During the one-month stay at the Alpenhof Anthonie de Groot and Gianna Rovere explored different ways of working together. For example on walks, with commenting on each other’s writing, with audio, image-search, collages or writing letters. In all these experiments they were interested in each other’s working methods; in how they research, link and spin on. Coming from different disciplines, it was in language, in text, where they met. They used the Library of Andreas Züst for research. They gave themselves the notion of «longing» as a starting point, as a feeling that should guide their research. As a feeling that keeps coming up, describing gaps and voids; what is missing and what one longs for. From the research and reflection, a collection has emerged, which is built as a dialogue. They call it their «database», which they will take further on to continue working on other projects.

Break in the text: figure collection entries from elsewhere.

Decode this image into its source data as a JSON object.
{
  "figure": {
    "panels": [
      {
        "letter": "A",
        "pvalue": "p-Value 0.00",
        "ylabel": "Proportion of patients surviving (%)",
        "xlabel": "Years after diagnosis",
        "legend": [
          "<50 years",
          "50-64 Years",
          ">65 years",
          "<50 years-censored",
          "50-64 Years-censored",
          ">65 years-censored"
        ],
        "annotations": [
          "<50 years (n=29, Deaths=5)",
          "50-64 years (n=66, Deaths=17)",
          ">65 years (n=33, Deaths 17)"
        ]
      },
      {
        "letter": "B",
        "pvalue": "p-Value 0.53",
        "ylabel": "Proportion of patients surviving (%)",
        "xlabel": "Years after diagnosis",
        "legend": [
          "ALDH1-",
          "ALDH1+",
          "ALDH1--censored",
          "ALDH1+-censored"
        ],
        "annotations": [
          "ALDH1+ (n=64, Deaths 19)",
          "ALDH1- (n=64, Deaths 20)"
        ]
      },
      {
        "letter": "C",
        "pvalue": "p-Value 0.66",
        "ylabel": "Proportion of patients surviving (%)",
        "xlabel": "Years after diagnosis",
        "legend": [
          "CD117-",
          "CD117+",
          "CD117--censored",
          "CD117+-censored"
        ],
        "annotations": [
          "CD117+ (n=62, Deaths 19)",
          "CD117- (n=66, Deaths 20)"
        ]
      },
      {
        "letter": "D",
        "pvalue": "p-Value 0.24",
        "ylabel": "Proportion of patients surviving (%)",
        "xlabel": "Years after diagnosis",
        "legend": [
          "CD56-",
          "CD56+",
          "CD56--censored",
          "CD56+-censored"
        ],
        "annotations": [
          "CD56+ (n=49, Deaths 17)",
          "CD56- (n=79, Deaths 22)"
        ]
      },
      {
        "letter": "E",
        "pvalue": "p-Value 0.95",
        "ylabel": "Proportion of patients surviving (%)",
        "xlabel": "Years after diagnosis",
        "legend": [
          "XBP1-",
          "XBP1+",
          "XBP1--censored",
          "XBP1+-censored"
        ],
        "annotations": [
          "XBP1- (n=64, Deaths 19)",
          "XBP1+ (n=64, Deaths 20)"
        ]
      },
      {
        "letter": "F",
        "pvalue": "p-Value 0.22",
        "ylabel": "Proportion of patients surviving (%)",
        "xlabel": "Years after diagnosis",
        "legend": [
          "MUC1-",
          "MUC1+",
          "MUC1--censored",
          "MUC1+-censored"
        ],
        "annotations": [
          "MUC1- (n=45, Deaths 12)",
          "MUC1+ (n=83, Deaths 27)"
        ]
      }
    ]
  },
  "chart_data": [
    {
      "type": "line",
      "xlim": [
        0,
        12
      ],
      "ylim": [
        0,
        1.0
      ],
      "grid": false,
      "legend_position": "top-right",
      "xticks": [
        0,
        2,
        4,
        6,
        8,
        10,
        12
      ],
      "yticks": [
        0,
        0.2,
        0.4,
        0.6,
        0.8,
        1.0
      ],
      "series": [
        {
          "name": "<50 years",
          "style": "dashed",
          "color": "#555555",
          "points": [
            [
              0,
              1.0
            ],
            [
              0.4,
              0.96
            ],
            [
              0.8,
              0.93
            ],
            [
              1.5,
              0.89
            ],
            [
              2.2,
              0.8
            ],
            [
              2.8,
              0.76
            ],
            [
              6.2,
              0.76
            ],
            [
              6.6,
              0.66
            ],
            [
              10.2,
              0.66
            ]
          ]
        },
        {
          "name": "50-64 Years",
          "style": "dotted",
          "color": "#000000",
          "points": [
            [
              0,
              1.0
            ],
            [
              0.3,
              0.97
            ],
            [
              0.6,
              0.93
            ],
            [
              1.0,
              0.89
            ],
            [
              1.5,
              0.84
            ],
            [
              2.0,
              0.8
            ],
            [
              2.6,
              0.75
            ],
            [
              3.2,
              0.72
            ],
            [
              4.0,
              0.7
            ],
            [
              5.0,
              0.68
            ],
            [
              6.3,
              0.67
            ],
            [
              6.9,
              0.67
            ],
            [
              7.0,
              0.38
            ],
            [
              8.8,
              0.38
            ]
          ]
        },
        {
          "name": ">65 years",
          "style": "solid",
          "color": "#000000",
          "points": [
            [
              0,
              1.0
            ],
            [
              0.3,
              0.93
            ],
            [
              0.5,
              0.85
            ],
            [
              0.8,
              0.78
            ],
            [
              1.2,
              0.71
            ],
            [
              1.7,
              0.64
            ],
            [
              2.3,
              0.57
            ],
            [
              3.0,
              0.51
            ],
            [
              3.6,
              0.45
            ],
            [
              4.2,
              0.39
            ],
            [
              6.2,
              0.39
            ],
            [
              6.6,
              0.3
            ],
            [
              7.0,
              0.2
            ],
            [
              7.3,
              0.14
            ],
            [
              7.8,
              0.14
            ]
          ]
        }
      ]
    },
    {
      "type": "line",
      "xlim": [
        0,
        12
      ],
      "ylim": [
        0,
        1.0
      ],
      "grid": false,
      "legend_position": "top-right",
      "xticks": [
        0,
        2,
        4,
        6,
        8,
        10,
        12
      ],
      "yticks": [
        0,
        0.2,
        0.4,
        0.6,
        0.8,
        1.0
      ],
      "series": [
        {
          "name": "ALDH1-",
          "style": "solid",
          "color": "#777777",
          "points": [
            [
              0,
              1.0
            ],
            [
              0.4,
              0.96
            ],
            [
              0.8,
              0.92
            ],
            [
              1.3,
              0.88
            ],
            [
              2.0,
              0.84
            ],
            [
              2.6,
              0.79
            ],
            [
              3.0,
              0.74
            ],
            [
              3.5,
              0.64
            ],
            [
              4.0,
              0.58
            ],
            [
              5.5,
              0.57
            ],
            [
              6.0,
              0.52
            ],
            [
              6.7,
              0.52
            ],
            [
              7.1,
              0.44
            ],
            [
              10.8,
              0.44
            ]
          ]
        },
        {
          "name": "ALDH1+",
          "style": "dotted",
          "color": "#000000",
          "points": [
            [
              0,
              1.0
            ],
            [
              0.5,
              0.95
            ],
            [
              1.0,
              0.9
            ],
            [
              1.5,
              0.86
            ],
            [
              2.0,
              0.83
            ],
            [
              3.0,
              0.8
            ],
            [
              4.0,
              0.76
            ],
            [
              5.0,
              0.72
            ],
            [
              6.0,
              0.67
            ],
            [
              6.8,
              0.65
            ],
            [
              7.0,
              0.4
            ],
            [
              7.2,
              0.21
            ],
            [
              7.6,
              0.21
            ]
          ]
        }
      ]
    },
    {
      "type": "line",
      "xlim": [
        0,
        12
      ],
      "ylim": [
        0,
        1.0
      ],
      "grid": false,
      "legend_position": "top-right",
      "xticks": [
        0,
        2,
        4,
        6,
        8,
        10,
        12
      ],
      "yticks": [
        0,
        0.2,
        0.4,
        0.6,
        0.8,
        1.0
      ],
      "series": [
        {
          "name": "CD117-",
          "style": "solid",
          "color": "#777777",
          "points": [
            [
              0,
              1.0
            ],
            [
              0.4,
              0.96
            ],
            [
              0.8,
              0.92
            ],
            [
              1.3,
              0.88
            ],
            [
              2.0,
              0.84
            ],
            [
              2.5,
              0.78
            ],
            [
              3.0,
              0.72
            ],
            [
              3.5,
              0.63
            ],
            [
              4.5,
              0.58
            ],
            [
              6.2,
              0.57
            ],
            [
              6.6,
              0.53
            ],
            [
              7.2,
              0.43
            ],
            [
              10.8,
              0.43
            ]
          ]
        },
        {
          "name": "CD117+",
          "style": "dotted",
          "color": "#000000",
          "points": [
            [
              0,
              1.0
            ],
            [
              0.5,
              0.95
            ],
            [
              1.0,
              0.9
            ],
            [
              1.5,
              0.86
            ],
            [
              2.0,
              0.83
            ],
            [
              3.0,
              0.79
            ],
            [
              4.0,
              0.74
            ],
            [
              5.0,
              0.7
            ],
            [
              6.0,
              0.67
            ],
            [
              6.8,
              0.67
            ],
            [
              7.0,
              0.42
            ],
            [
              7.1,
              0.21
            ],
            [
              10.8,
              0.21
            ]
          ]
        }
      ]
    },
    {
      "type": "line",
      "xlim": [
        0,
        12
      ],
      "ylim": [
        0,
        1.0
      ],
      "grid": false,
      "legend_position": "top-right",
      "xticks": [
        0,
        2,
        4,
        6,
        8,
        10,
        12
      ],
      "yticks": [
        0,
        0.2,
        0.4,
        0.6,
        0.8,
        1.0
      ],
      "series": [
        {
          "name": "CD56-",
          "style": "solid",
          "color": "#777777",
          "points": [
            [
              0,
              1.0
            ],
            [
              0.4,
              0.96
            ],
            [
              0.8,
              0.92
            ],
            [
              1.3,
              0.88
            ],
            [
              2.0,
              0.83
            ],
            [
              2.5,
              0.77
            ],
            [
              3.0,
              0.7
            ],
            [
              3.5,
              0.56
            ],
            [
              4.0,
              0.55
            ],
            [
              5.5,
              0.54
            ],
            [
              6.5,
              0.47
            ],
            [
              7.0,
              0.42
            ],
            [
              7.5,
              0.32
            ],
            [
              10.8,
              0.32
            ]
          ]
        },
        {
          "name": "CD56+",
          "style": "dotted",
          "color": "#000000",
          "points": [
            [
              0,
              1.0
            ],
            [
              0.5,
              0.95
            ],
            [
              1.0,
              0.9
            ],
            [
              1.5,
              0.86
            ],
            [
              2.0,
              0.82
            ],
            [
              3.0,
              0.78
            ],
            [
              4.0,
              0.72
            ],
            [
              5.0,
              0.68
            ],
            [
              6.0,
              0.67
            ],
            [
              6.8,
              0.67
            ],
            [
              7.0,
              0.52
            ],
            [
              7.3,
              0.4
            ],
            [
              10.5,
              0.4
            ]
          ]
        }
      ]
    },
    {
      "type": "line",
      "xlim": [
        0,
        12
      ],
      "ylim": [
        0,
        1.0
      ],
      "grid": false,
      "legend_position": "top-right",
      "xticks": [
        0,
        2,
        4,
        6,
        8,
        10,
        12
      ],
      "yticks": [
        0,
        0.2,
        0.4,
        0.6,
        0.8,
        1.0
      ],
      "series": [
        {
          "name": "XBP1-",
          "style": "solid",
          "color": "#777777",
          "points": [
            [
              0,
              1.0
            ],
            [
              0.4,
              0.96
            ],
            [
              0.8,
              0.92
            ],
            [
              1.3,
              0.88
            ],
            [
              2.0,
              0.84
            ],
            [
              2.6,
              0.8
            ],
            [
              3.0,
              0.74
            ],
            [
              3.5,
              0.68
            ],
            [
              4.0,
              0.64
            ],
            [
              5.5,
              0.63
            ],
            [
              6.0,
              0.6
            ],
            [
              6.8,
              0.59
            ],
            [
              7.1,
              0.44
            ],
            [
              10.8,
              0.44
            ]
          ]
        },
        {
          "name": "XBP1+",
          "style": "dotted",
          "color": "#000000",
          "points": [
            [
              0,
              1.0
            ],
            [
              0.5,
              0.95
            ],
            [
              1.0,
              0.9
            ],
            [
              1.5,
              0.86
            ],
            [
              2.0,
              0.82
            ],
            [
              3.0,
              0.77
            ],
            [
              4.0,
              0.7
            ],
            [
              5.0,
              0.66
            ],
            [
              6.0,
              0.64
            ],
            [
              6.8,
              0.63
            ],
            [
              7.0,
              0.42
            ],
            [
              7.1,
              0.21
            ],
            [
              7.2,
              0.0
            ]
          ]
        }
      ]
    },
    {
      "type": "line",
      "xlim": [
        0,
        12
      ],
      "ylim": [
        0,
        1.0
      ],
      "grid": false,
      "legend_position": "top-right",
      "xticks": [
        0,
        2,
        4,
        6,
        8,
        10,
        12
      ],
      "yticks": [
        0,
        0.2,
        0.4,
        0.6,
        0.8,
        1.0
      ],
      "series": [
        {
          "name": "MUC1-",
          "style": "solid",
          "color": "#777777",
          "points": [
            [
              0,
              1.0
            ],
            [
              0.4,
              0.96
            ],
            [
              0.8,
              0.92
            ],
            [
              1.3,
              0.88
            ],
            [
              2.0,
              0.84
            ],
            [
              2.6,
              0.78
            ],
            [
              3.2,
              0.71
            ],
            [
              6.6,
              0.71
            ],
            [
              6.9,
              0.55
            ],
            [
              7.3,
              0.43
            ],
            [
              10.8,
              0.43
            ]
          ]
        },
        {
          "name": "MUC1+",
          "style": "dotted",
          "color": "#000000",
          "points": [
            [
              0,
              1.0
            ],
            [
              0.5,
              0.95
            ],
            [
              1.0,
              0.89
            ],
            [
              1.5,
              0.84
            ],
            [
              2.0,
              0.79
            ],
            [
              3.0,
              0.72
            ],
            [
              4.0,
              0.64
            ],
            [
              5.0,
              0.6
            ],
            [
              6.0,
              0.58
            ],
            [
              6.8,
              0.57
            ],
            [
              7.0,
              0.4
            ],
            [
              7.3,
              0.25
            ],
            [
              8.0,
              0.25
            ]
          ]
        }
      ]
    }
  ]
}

Excerpt from the «database»:

Keywords:

1. New beginning
(No reset, no forgetting, but also no too strenuous «referencing».)
(Deliberately avoiding discourses and contexts.)
Yes, but I like discourse and making connections.

2. Walks

3. Ways
(Bumpy and steep, smooth and gentle. Eyes on it or just on the side of the path, where we gather in thought and observe, forget some things and yet remember others when we come back from the same walk and tell each other about it.)
It is like reading without concentration. The not conscious reading, where the thoughts are completely elsewhere and I could not repeat what the last lines were.
(Or the moment when one has actually already fallen asleep while reading. Dreaming creeps into the reading movement and only becomes noticeable when it ventures too far away from reality.)
Idea for method: Late in the evening, with tired eyes and heavy hand.

4. Not being concrete

5. Not thinking about the goal
(I seal the target in a glass ball and put a cork on it. Slowly, the steam of habit builds up in it, so that the view of the target from the outside is not quite as clear as it was at the beginning, and the temptation to break the glass and take the target is not quite as great.)
We have already talked about the physical. Warn me before you take the hammer because you can’t take it anymore.
(Maybe I have to take the hammer, weigh it in my hand, feel the weight, the violence, in order to be able to put it back into the toolbox unused?)
Yes, or use it once briefly, not with full force, but just so lightly, to give a little satisfaction to the desire.

6. Not thinking about the actual thing
(Not thinking about it, that you might think about it, that what you don’t think about might become the focus.)
Does that perhaps also mean that what we are doing here is a wrong approach? Maybe we also forget for a day why we are actually here.
(I imagine that would be nice! But do you think we can actually forget why we are here?)
By cleaning for a whole day and drinking beer, maybe. Then it’s already two days when the next one is a hangover day.

7. Casually
(By the way while running.)
(By the way, listening.)
(Looking past.)

8. Collecting
(It burns under my fingers. Want to hide my restless greedy look.)
Or you get involved with this «method». I mean, we’re talking about taking the focus away, from the in-between. Let’s collect and document but in the process, fill our database, and then think about the «point of interest».
(I think writing about restlessness is a way to engage myself in the method. Because when I write about it, I take the wind out of it.)
Not writing about restlessness, but writing restlessly?

9. Productivity in not being productive

10. Database
(Stone bench, showcase.)
A book, haha.
(A book about stone benches, locked behind glass and only to be looked at with a key and white gloves.)

11. Archive

12. Document

13. Record
The challenge in the whole endeavor begins to emerge:
How to look at the gap when there is nothing in place for a gap to form?
(How to understand the thought processes of the other person and understand and respond to and use our different approaches?)